If you follow or subscribe to this blog (thank you – I love you!) you may recall a mention of lecso scattered throughout my posts. It’s a traditional Hungarian tomato and pepper stew that I remember jars and jars of in our pantry growing up. My folks had a huge garden and tomatoes and peppers made up quite a bit of it from what I recall. In the winter, my dad would eat lecso for lunch or dinner (pronounced LETCH-oh). I remember it as a bowl of fire straight from Satan’s table. WAY too hot for my young taste buds.

Fast forward 20 years and I am a lover of all things spicy – jalapenos, habanero and Hungarian wax peppers! It occurred to me one day that that I would probably LOVE that spicy stew of my Dad’s. I had asked him once how to make it but he could not remember, I realized then, that I didn’t even know the correct spelling so how could I search for a recipe?

It wasn’t until several years later that I found a page on Facebook called Hungarian Food and one day someone posted a meme of Hungarian foods. In it was the word lecso. Could it be? It looked pretty close.
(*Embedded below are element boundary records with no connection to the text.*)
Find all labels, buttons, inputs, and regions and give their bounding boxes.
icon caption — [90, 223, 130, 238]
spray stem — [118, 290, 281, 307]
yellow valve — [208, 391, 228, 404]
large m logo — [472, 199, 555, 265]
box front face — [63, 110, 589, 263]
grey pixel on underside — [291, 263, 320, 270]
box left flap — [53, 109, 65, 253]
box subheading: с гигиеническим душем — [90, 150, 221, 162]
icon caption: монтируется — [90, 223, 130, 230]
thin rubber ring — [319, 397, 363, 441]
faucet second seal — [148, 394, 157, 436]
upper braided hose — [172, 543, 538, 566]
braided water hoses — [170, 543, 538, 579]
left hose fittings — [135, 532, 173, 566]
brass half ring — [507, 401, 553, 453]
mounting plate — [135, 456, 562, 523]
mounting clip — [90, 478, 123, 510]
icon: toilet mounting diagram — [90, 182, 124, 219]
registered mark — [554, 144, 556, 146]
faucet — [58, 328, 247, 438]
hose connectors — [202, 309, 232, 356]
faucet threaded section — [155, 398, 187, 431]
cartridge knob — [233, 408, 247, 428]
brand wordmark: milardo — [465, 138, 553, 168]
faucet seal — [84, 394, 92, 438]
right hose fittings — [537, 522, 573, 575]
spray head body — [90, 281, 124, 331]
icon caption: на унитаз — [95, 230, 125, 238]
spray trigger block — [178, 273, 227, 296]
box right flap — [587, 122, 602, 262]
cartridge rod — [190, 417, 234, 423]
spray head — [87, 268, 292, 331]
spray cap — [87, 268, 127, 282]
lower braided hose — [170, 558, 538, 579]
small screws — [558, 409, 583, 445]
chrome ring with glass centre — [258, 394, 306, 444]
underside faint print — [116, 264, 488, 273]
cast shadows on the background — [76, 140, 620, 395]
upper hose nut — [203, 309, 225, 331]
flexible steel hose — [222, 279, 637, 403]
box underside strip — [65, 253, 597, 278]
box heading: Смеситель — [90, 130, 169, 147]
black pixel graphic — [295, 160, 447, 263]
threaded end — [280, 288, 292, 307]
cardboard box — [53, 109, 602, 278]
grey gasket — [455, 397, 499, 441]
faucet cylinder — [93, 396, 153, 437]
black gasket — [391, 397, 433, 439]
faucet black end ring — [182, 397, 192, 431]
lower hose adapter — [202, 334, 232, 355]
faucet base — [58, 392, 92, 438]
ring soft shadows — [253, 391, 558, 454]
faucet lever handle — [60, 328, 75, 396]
I Googled it. Yep. Tomatoes, Hungarian Wax peppers, onions, kolbasz (Hungarian sausage) and of course, paprika.

Woohoo, I found it! The first time I made it was for my Dad, several years ago, to his delight. He hadn’t had it in years. I found a recipe, bought all the stuff to make it, and had no idea the Scoville scale even existed. You might know where I’m going with this.

I cut up all the tomatoes, peppers and onions when I noticed my fingers started to burn. Yep. WEAR GLOVES when cutting Hungarian Wax peppers! They’re as hot as jalapenos. Thank God I noticed the burn before I rubbed my eyes. I washed and washed my hands but they were still on fire the next day. Yikes! It was so worth it though, to see the smile on Dad’s face.

So now, in my meager garden, I grow tomatoes and Hungarian Wax peppers.

In fact, these are the grandpeppers of the peppers I first grew in 2020! I harvest the seeds each year for my next crop. They get hotter as they mature and turn red. I missed the “yellow” window and several of these peeps had already matured.

So I took them all camping and decided to make lecso over the fire in my cast iron Dutch oven. Because many of the peppers were already red, this batch was going to be HOT!

Now, a Hungarian person reading this might say, “That’s not kolbasz!”  Haha.. I chose Polish sausage instead as this dish is really kind of a remembrance of my folks – my Dad was Hungarian and my mom, Polish.

Once all the tomatoes and peppers were chopped, I started cooking the sausage, which soon got the attention of the neighbor’s dog.

It was a pretty hot day to be doing this, but it was worth it.

Soon, I realized my 10″ Dutch oven would not hold my entire concoction.  Thank God for my sister’s brand, spanking new 12″! She had even ordered the foil liners to make clean up a breeze!

So into the pot it went, with the cooked sausage. I let it thicken, simmer and then added minced garlic and paprika. The first time I made this, I used the recipe I linked to above, but now I typically just do everything to taste. It depends on how many tomatoes and peppers I have on hand.

Yum.. The smell of the peppers wafting across the campsite was amazing!

If you grow tomatoes and peppers, try this out! It also freezes pretty well to heat up later on a cold winter day.